Retratar a realidade
Resolvi fazer uma pausa do blog enquanto reajustava minha volta ao trabalho. Estava cansada de noticias, da troca de artigos e novas experiências no manejo ao coronavirus entre colegas médicos, de webinars e coisas do gênero, que sem duvida são necessários neste momento. Todos querem tornar-se especialistas em Covid-19, armar-se contra a pandemia. Mas este excesso de informação científica, tanto para profissionais de saúde quanto para o publico geral também é prejudicial e pode causar muita ansiedade. Eu me pergunto se não é uma tentativa obsessiva de controlar o que persiste, neste momento, incontrolável. Para alguns torna-se um ritual de TOC, simbolizado pela lavagem excessiva das mãos.
Leio num e-mail do NHS ‘o que temos neste momento para combater o coronavirus é oxigênio’. Concordo. Outro dia encontrei no Instagram uma foto de uma drag queen com um catsuit futurista azul celeste apertando um spray em direção ao céu numa paisagem bucólica. Miss Oxygen. Ela me fez rir. Sim, precisamos arejar nossas mentes. A camada de ozônio está felizmente aumentando. Que sirva de exemplo.

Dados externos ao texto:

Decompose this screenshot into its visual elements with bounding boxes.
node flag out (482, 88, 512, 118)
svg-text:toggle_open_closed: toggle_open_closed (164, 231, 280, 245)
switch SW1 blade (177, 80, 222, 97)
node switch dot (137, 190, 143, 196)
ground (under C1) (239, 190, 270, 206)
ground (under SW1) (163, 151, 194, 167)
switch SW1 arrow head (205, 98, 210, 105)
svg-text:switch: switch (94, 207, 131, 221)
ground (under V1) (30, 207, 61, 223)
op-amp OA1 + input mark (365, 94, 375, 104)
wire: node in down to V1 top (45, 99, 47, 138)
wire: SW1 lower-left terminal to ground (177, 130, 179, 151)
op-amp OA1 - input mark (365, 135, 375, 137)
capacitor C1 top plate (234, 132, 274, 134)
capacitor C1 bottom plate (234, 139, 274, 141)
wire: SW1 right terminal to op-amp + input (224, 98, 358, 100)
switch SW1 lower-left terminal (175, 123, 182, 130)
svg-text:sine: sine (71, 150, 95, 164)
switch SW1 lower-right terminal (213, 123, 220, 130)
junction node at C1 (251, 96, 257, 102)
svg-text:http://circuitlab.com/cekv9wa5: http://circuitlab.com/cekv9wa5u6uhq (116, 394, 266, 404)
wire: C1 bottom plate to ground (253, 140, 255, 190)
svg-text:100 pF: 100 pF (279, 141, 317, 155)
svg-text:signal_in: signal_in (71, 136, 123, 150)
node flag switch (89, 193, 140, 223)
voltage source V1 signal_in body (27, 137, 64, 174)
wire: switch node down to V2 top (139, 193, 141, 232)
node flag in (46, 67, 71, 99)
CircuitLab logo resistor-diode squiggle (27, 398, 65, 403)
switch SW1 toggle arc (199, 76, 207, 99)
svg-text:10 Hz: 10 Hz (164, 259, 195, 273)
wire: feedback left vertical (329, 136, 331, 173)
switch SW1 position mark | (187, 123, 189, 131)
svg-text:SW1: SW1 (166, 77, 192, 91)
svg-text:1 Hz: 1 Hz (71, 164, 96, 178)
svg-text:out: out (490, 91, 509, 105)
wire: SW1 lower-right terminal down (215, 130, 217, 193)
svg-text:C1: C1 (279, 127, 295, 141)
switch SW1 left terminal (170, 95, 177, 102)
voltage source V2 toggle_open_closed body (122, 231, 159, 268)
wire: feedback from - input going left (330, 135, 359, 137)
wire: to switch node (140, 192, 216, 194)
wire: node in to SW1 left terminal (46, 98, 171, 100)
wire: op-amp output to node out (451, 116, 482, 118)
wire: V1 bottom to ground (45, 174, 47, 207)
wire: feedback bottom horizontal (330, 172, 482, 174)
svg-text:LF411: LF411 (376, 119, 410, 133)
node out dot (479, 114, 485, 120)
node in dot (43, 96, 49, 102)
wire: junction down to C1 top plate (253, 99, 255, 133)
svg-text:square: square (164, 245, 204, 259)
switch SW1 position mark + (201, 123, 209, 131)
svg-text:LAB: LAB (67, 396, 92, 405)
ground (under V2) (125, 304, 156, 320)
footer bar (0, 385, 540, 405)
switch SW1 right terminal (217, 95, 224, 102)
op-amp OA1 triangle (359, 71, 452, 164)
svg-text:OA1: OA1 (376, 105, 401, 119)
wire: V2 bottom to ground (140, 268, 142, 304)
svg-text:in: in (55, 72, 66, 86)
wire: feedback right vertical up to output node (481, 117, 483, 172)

Eu trabalho com saúde mental, e também preciso cuidar da minha. Sou humana e saí de uma saison en corona enfer muito recentemente. Tive sintomas que me assustaram, isolada dentro de um quarto por dias, e cheguei a ligar para uma ambulância. Tive que lidar com outros casos de Covid-19 na família, e dar algum tipo de suporte médico também (sou apenas uma médica). Perdi meu sogro bruscamente para este vírus maldito. Ele era uma pessoa feliz, saudável, fazia muito por sua comunidade e era um marido, pai e avô dedicado. Há pouco mais de um mês pedimos o mesmo prato num restaurante, quando as primeiras mortes eram anunciadas na mídia. Ele fez um comentário irônico, com o seu senso de humor peculiar. Fazia shows de mágica para as crianças. Agora esse disappearing act! Hei de reencontrá-lo um dia escondido dentro do Musée de la Magie em Paris com algum truque novo. Coisas que rumino enquanto pedalo para o hospital.
No trabalho anunciaram que teremos que usar uniformes. Camisa polo e calças compridas. As cores serão variadas segundo a função. Para os médicos escolheram a cor preta. Uma espécie de mortalha oficializada, só pode. Como se já não fosse estranhíssimo interagir de máscara com os pacientes numa enfermaria psiquiátrica. Adoro afirmar a individualidade nas minhas roupas. Planejo usar meus turbantes e meus grandes colares e brincos de acrílico com cores bem vivas. Eu não vou aceitar passivamente essa escuridão desumanizante, eu vou me rebelar de alguma forma.
Ontem vi um programa novo excelente no Channel 4 sobre como os artistas estão lidando com o isolamento, com o artista inglês Grayson Perry, que é também o crossdresser mais famoso da Grã-Betanha. Ele não estava vestido como seu alter ego Claire. Estava lá como Grayson apenas, com roupas de drab sujas de tinta, e durante o programa desenhou sua mulher, e depois pintou o desenho numa prato de cerâmica. Disse que se sentiu vulnerável e fora da sua zona de conforto ao fazer aquele portrait em público. O programa teve a participação de artistas diversos do país, todos mostrando portraits de quarentena. Grayson Perry dizia como estamos todos feridos, de alguma forma, e precisamos retratar este momento.
A arte é uma garantia de sanidade, como disse Louise Bourgeois, e permite alguma forma de mágica. Nesse momento me sinto vulnerável para escrever um poema, talvez por usar uma outra técnica para escrever poesia, emocionalmente mais laboriosa, mas me alivia retratar minha realidade com as palavras. Há muitas mortes e perdas por aí. Precisamos mais que nunca de um pouco de imaginação e reinvenção para resistir, não podemos deixar que esse vírus nos destrua, que danifique a nossa saúde mental.
Ainda sobre os retratos. Eu estava há pouco admirando no computador um portrait recente de um artista do norte da Inglaterra no site da Saatchi Gallery. A tela mostra em primeiro plano uma menina séria e andrógina, de cabelos escuros e curtos, e um misterioso cobertor colorido ao fundo (seria um objeto transicional deixado para trás?) Eu gosto da expressão desta menina, da força do seu olhar. Das discretas pinceladas de dourado no céu, de pequenas áreas luminosas no seu rosto. Uma espécie de jovem anima alquimíca, desafiando enigmaticamente esta crise. Senti uma espécie de alento esta manhã.